During this project, JAI permanently took out a sizeable chunk of expenses and fixed costs from their business (we estimate Rs 500-600mio). They achieved this by streamlining and modernizing manufacturing practices, cutting interest costs deleveraging their balance sheet by becoming net-cash and optimization of plants and manpower. Because of their continuous cost reduction efforts, at the end of FY20, their break-even utilization was down to < 40% and < 33% in FY20 and FY21 respectively. These efforts significantly increased their ability to weather the storm caused by the covid-19 pandemic and they were able to bounce back to profitability with only a slight recovery in the overall commercial vehicle sales.
Given that the aftermarket opportunity can be as large as supply to OEMs, JAI has significantly improved its reach and capabilities to grow aftermarket sales. They have continuously invested in technology to better manage the entire supply chain as well as build dealer connect and loyalty which will enable them to not only garner better margins but diversify their income stream and grow faster than the underlying CV sales.
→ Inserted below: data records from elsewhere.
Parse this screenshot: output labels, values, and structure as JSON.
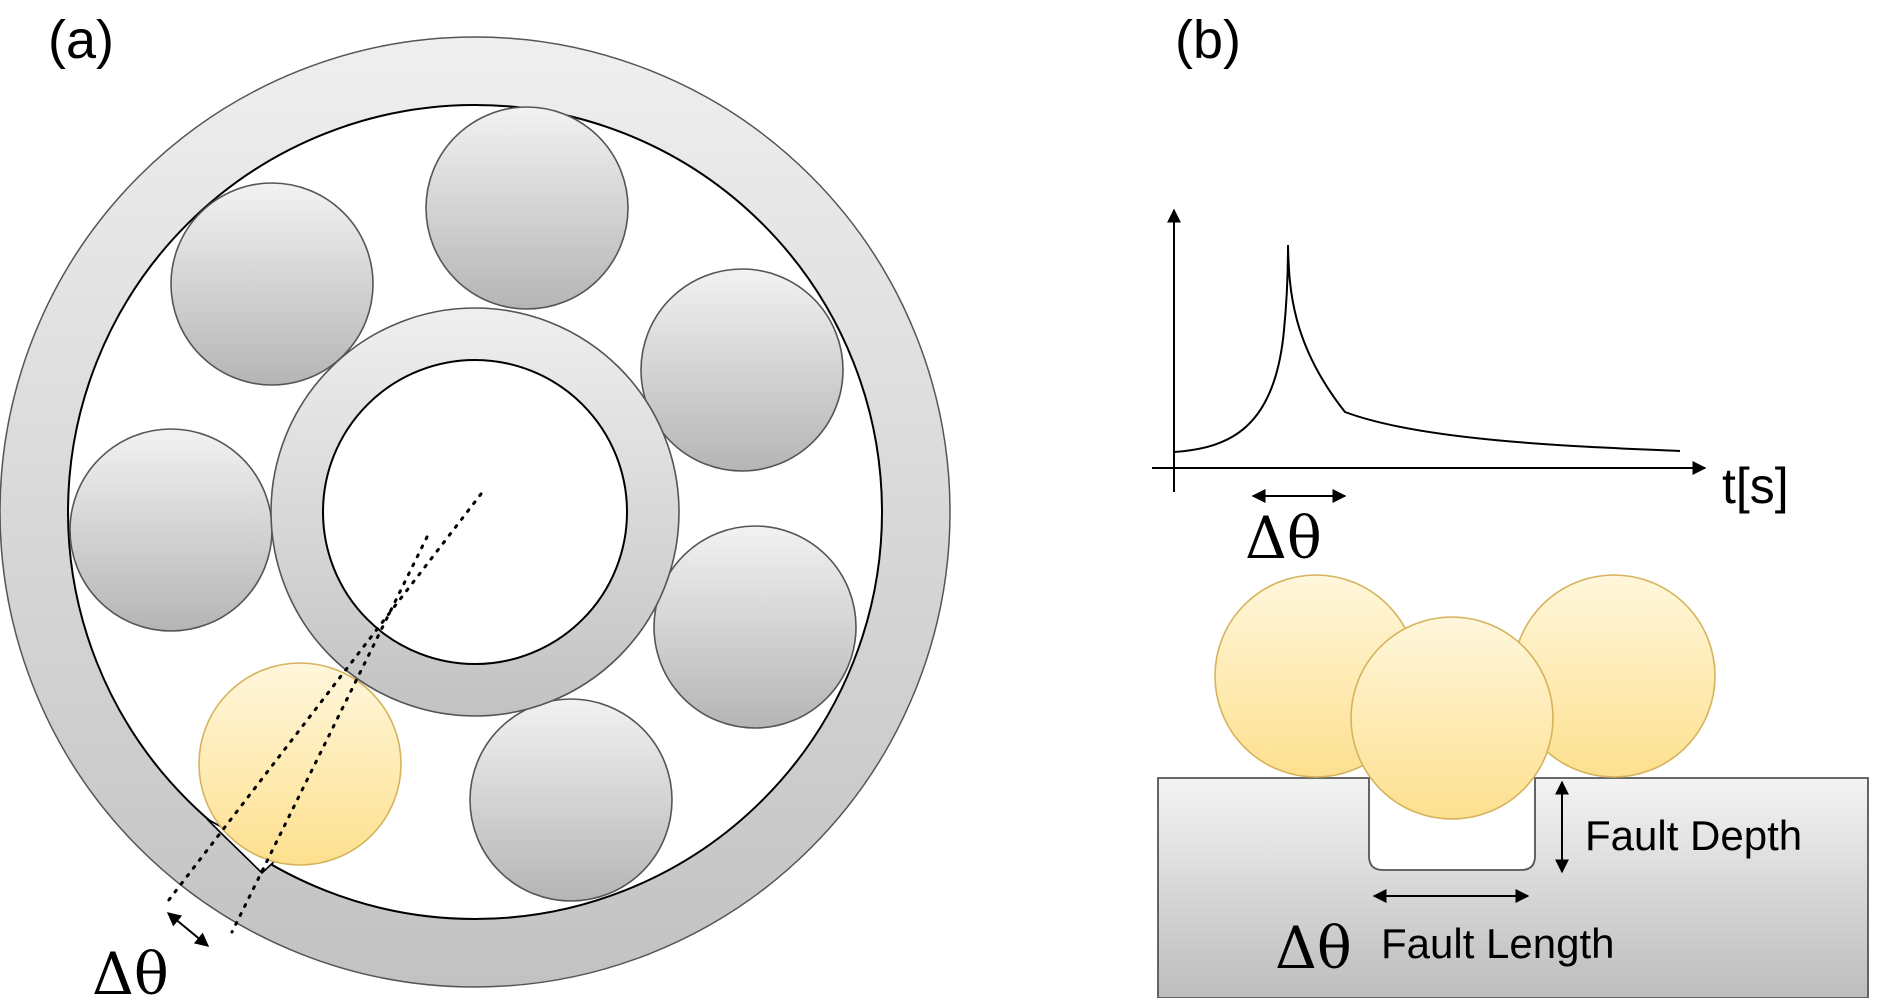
{
  "panels": {
    "a": {
      "label": "(a)",
      "delta_label": "Δθ"
    },
    "b": {
      "label": "(b)",
      "time_axis_label": "t[s]",
      "delta_label_plot": "Δθ",
      "fault_depth_label": "Fault Depth",
      "delta_label_fault": "Δθ",
      "fault_length_label": "Fault Length"
    }
  },
  "colors": {
    "ring_light": "#efefef",
    "ring_dark": "#c4c4c4",
    "ball_grey_light": "#f2f2f2",
    "ball_grey_dark": "#b8b8b8",
    "ball_yellow_light": "#fff6d8",
    "ball_yellow_dark": "#fde194",
    "ball_yellow_stroke": "#d9b55a",
    "stroke": "#555555"
  }
}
Starting FY21, JAI has embarked on Lakshya 50XT, their first five-year plan with the objective to achieve future growth and to de- risk business further through market & product diversification. The FY’26 targets for Lakshya 50XT are: (1) 50% revenue from new markets with 10% revenue from new export markets; (2) 50% revenue from new products like allied suspension, machined parts, full range of trailer suspension and other products; (3) 50% return on capital employed and (4) 50% of profits distributed as dividend.
Jamna is working towards adding multiple new products which will increase their content per vehicle. This should help achieve better growth and higher margins. The management have demonstrated the ability to put a more variable cost structure in place, significantly reduce breakeven to ~25% now (from ~40% a few years ago). By funding capex through internal accruals, the company now has a robust net cash balance sheet.
Our unwavering preference and focus for quality remain intact no matter the cyclicality of the industry. We like to invest in businesses and management teams which are driven, leaders in their segment and can transform themselves in tough times. Companies which help themselves by getting into more value-added and add adjacent products with a strong balance sheet can help mitigate a downturn. We think as JAI moves towards achieving its medium-term goals, the volatility in the business can reduce further and it will emerge stronger in each subsequent cycle. Jamna is very well placed to take advantage of the CV cycle for the next few years.
Market & Performance Update
For FY22 (April 2021 to March 2022), the QRC Long Term Opportunities Portfolio (LTOP) was up 28.5%. Our 1-year return for the period January 2021 to December 2021 period was 41%. The markets have been consolidating in a range over the last six months as participants are grappling with the ever-resetting inflationary expectations and the quantum of rate hikes from the US Federal Reserve. The onset of the Russia-Ukraine war has resulted in significant jump in commodities across the board and aggravated the already persistent supply chain concerns. The March quarter saw the benchmark Nifty index gain a paltry 0.6%. while the small and mid-cap indices were down 3-4% each.